Dari diskusi terbut akhirnya keluarlah ide untuk kegiatan yang akan kami laksanakan, yaitu SCHOLARSHIP CLINIC. Pada tanggal 28 Januari 2016 kemarin sudah selesai di laksanakan. Alhamdulillah pesertanya memenuhi target minimal kami, walaupun belum maksimal. Tapi minimal ini sudah menjadi salah satu inspirasi. Bukan hanya buat para peserta yang datang menjadi peserta yang di suguhi materi dari pembicara yang sudah mendapatkan banyak beasiswa bahkan puluhan dalam hidupnya, tapi juga buat kami sendiri telah memberikan pelajaran yang berharga. Minimal buat saya pribadi.

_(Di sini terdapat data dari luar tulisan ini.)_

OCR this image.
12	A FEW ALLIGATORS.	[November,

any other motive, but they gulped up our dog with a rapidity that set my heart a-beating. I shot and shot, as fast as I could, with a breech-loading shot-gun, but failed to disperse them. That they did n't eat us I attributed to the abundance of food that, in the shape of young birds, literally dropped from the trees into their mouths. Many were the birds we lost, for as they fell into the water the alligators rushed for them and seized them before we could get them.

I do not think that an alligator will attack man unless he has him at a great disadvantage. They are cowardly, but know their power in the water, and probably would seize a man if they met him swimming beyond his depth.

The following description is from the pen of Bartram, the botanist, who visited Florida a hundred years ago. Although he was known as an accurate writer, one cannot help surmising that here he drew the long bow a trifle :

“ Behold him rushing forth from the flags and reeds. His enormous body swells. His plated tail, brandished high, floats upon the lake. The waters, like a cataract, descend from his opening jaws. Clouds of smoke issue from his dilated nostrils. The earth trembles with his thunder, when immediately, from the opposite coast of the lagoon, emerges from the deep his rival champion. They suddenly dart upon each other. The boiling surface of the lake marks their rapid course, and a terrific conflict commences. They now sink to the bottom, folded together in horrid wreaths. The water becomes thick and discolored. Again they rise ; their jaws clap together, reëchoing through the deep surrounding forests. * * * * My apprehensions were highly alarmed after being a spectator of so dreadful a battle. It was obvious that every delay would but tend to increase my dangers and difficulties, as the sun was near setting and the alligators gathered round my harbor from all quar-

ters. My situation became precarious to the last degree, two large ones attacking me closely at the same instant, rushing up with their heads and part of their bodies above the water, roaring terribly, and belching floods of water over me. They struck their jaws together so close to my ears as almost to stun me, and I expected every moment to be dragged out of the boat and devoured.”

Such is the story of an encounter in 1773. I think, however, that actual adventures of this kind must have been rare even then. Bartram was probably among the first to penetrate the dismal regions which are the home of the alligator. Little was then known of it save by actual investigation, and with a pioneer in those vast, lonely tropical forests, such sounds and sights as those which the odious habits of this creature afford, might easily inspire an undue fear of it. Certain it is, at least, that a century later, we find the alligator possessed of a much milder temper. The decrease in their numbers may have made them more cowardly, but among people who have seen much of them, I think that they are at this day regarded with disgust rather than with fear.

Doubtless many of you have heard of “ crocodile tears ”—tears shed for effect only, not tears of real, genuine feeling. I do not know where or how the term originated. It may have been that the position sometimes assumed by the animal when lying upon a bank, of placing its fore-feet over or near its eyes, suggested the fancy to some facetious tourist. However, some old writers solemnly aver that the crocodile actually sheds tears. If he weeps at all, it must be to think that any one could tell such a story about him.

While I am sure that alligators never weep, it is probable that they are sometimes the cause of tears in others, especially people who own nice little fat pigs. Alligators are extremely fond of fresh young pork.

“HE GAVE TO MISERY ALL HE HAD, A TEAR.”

Pelajarannya adalah dengan memahami tugas dan kapasitas masing-masing kerja sama dapat berbuah manis. Ini penting dalam sebuah organisasi, kita tidak mungkin punya kapasitas yang sama, antara satu dengan yang lain. Tapi sikap saling memahamilah yang membuat kerja sama itu bukan hanya utopia belaka. Tentunya hal ini juga harus di dukung oleh sikap dan komitemen untuk berkontribusi.

Dari segi lainnya, keuntungan tidakbisa hanya di tanya dengan kata BERAPA, tapi juga harus menggunakan kata BAGAIMANA, dengan begitu kita bisa lebih memaknai sebuah pencapaian bukan hanya dengan angka, tapi juga sebuh cerita. Bisa di bayangkan di suatu titik waktu tertentu nanti, ada seseorang masa terima kasih, setelah saya ikut kegiatan yang teman-teman adakan saya sekrang sudah dapat beasiswa. Tentunya keberhasilannya tidak mungkin di tentukan oleh satu factor saja.

Menemukan orang-orang baik yang mau berbagi dan penuh semangat adalah bonus yang tidak mungkin saya tidak ceritakan. Para pembicara yang bukan hanya mau berbagi pengalamannya serta peserta yang juga rela, dari pagi sampai sore meluangkan waktunya demi mencapai apa yang mungkin menjadi salah satu cara mendekati atau bahkan meraih apa yang di impikannya merupakan sebuah motivasi bagi diri sendiri.

Saya jadi ingat ketika awal-awal saya menyiapkan diri juga untuk mendaftar beasiswa. Saat itu, saya bahkan buta beasiswa, karena sebelumnya saya belum pernah dapat. Beasiswa apa yang harus saya ambil, syarat apa yang harus saya penuhi. Saya tidak memiliki prestasi akademik yang bagus, standar-standar saja. Kemampuan Bahasa saya juga levelnya masih jongkok. Waktu itu saya banyak bertanya pada teman, bahkan saya rela-rela saja jika mungkin ada yang menganggap saya banyak nanya. Menyisihkan waktu beberapa jam untuk belajar lagi Bahasa Inggris dan lain-lainnya. Tapi ternyata itu belum seberapa jika di bandingkan teman-teman lain. Inilah yang membuat saya terus termotivasi untuk terus mengembangkan diri, meningkatkan kemampuan dan kualitas. Bukan dengan materi, tapi dengan belajar.

Pada tulisan ini, saya juga ingin menyampaikan rasa terima kasih kepada semua teman-teman dan pihak yang terlibat dalam acara tersebut. Pak ketua PK 53, mas Ilyas, Teman-teman PK 60, Afif, Amri, Puspa, Vienti dan mas Erik serta tentu teman-teman PK 55 semuanya.